As we were making plans to go on a baseball trip to Japan this past September, we realized that we would be in Tokyo for Rosh Hashanah. We made arrangements to attend Erev Rosh Hashanah services and a dinner sponsored by the Chabad Lubavitch of Tokyo.
The holiday service was held at the Tokyo American Club, in the Roppongi area of Tokyo, where many embassies and consulates are situated, as well as the Tokyo Tower. The Tokyo American Club is a private club that has been in existence since 1928.
We got to the club about a half-hour before the service’s start time. We had no idea what the evening would bring. While we were waiting, we met visitors from Israel and the communications director from the American Embassy. When we told the communications director that we were on a baseball trip, she became very interested – she is from Chicago and is a Cubs fan.
When Rabbi Mendi Sudakevich and his family arrived, they made sure all attendees felt welcome.
The rabbi held a half-hour service for Erev Rosh Hashanah. Then, we moved on to an elaborate dinner. We sat at a table with people from Israel and the United States. The person sitting next to Lynne was an Israeli businessman who was in the midst of moving from Taipei, the capital of Taiwan, to Tokyo. He was there with his young daughter. The others at the table were two young Israeli female lawyers of Yemenite descent, three Israeli young men who appeared to be traveling in Japan after a tour in the Israeli military, and a young man who was a U.S. Navy flyer.
Besides the people at our table, there were about 140 people from almost all corners of the world, including Australia and South Africa. There were tourists, business people and diplomats.
During the evening, Lynne talked with an Australian woman who was there with her young daughter. Her husband worked in the Australian diplomatic corp. They were in the process of moving back home. It was a great experience to share a few moments of the holiday with her.
The rabbi started the meal by providing a Rosh Hashanah “seder plate” for every attendee. The plate included dates, black-eyed peas, honey, apple, pomegranate and beets. We had never seen this tradition before – apparently, it is Sephardic. The seder plate referenced wishes for a sweet new year. The rabbi had one person at each table recite a prayer for one of the foods on the plate.

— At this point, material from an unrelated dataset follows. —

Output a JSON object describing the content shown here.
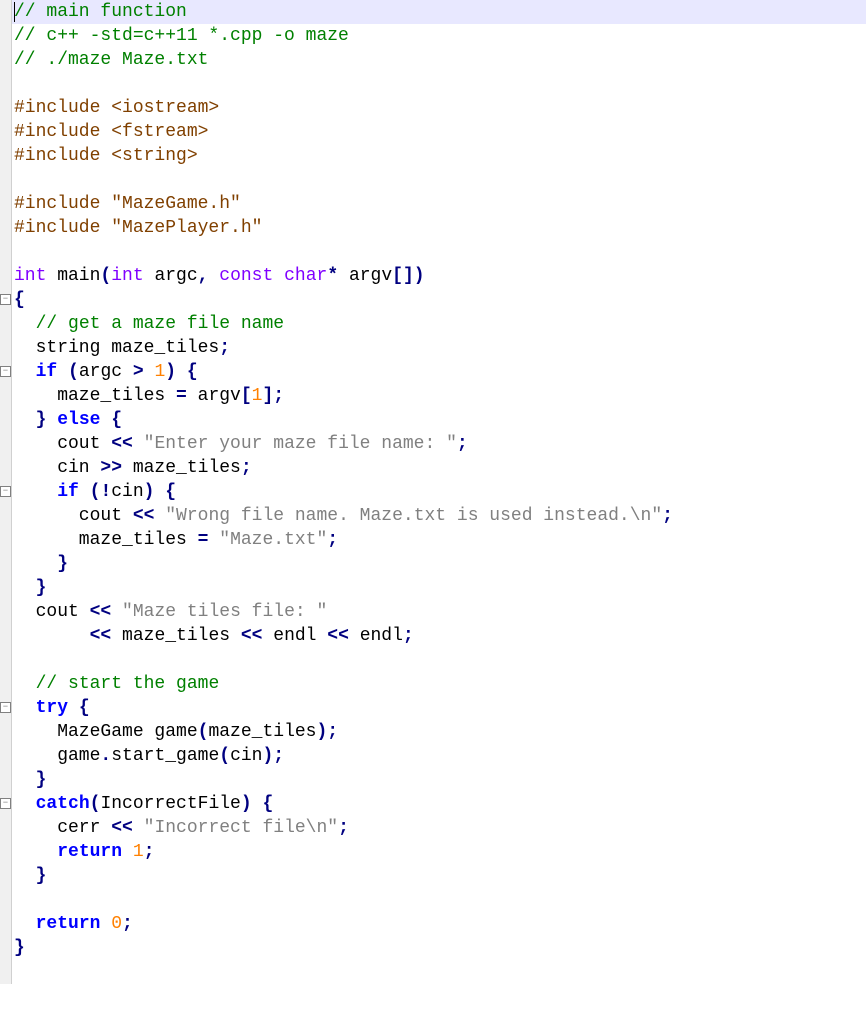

There was challah and wine on each table. The rabbi said the blessings for the bread and wine before we ate.
The food had a Japanese influence in terms of flavoring and portion size. The course following the seder plate included carrots, Israeli eggplant and a cold potato. A plate of small roasted salmon steaks was then passed around the table in lieu of gefilte fish.
Matzo ball soup was the next course, with a matzo ball the size of a golf ball. It was served in beautiful glass bowls – however, since it was Rosh Hashanah, we didn’t take any photos. The next course included small pieces of chicken. Sliced Japanese Kabocha squash and rice with a dollop of tsimis was then served. Dessert was dairy-free cake. Wine, as well as soft drinks and water, flowed freely during the meal.
Before dessert, the rabbi gave a short talk welcoming us to the services and dinner. During his talk, he told a story about a boy who was offered either $1 or $5 daily for work he was doing for a merchant. The boy took the $1. His friends thought that he was a poor negotiator. However, he informed them that he took the $1 because then the merchant would keep asking for his services, whereas if he had taken the $5, the merchant might have given him more money that one time, but would not ask for his services again. We believe that the story was about the downside of being greedy.
The rabbi’s warmth made for a wonderful evening. He walked to each table and inquired why we were in Japan and about our careers. He appeared to be attempting to make a shidduch with the Navy flyer and either of the Israeli lawyers. He also encouraged discussions between the business people.
We always enjoy partaking in Jewish activities during our international travels. Celebrating Rosh Hashanah with Jews from all over the globe was a wonderful experience, and proved to be a highlight of our trip.
All who attended appeared to have a wonderful time celebrating Erev Rosh Hashanah with the Chabad Lubavitch in, of all places, Tokyo, Japan.
MARK KANTER and LYNNE GLICKMAN live in Portsmouth.